A Nashville man will receive more than $28.5 million as part of a larger settlement in a whistleblower suit brought against now-defunct Florida-based Arriva Medical and medical device company Alere Inc. for Medicare fraud.
Arriva, a Medicare mail-order diabetic testing supplier that shuttered in 2017 after the Centers for Medicare and Medicaid Services blocked reimbursement to the company for suspected fraud, and its parent company Alere have agreed to pay $160 million to resolve the allegations against them. According to the U.S. Attorney’s Office for the Middle District of Tennessee, the deal is the largest single False Claims Act settlement on record in its jurisdiction, and the largest in the country for kickbacks involving durable medical equipment.
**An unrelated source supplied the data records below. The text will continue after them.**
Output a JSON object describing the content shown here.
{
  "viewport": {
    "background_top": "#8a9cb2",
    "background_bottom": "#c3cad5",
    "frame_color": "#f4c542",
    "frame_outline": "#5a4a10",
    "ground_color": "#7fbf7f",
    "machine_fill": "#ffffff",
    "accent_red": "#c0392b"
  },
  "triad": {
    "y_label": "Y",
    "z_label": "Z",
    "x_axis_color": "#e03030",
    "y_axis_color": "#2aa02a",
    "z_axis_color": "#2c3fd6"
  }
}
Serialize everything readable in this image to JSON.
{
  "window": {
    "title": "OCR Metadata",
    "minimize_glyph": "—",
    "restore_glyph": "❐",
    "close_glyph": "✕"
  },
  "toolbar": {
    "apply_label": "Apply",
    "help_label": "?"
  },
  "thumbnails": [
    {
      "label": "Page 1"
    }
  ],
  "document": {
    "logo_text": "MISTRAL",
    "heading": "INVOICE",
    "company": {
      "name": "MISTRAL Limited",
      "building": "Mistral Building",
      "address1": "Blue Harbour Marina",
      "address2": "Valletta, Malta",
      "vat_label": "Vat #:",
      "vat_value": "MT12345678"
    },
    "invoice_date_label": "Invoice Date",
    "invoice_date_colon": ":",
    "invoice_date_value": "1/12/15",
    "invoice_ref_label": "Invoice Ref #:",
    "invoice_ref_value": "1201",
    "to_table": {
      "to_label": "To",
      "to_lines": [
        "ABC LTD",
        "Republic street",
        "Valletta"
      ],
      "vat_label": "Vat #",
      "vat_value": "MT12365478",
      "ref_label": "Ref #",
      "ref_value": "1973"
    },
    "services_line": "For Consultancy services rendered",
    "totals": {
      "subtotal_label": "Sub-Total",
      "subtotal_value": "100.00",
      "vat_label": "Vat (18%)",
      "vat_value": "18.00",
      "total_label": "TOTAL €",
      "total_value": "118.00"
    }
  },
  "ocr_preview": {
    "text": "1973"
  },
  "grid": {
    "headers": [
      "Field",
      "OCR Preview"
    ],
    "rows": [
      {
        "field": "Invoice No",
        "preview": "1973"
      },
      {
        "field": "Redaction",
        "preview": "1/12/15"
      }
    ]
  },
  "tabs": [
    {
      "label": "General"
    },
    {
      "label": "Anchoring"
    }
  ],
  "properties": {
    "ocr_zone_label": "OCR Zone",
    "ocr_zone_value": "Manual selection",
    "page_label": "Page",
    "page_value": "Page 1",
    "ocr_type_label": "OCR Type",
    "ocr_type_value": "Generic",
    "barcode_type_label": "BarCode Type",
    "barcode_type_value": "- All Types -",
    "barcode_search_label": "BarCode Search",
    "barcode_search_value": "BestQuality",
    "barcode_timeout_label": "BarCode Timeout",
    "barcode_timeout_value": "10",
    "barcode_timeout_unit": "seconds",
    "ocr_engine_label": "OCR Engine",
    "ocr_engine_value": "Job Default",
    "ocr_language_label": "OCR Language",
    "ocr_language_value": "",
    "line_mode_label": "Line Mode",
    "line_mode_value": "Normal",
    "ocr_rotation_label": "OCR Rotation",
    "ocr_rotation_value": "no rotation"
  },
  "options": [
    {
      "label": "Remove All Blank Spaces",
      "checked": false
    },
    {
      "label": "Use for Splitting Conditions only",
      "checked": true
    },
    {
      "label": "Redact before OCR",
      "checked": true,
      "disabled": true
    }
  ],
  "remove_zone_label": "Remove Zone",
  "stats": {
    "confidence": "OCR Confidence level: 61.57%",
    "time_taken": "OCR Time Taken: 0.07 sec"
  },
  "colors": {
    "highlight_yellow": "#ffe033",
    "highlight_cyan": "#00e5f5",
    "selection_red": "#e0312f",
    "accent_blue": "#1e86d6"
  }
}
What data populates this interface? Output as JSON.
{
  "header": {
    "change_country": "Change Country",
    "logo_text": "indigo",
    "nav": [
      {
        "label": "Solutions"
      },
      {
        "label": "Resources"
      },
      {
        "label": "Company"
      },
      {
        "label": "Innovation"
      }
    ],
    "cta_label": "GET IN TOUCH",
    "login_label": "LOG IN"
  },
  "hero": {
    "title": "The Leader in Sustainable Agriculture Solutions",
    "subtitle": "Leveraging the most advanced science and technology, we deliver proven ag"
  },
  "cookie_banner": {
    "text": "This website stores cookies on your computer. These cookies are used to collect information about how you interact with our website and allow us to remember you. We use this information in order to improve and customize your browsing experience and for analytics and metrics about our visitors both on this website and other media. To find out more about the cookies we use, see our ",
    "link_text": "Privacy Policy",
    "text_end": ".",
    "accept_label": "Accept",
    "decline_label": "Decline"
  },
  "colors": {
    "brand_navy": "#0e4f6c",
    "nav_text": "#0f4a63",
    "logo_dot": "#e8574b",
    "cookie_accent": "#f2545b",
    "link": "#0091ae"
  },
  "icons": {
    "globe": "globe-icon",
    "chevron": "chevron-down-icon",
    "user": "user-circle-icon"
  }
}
The suit was filed in 2013 by Gregory Goodman, who at the time was working at an Arriva call center in Antioch. Two months later, the federal government intervened on the claim, alleging the DME company and its parent were improperly distributing glucometers and billing Medicare and frequently waiving copayments and failing to collect payments. Also, in 2016, the Medicare program pulled Arriva’s Medicare supplier number after submitting claims on behalf of deceased beneficiaries, according to court filings.
Former U.S. Attorney Jerry Martin, now of Barrett Johnston Martin & Garrison, represented Goodman throughout the case. In a press release about the settlement, he said:
“This has been a true David versus Goliath story. Mr. Goodman was not a high-ranking executive; he worked at an Arriva call center. But he saw evidence of a major kickback scheme unfolding, and the False Claims Act gave him a tool to bring that scheme to the Government’s attention, and to ultimately help the Government recover $160 million in taxpayer money.”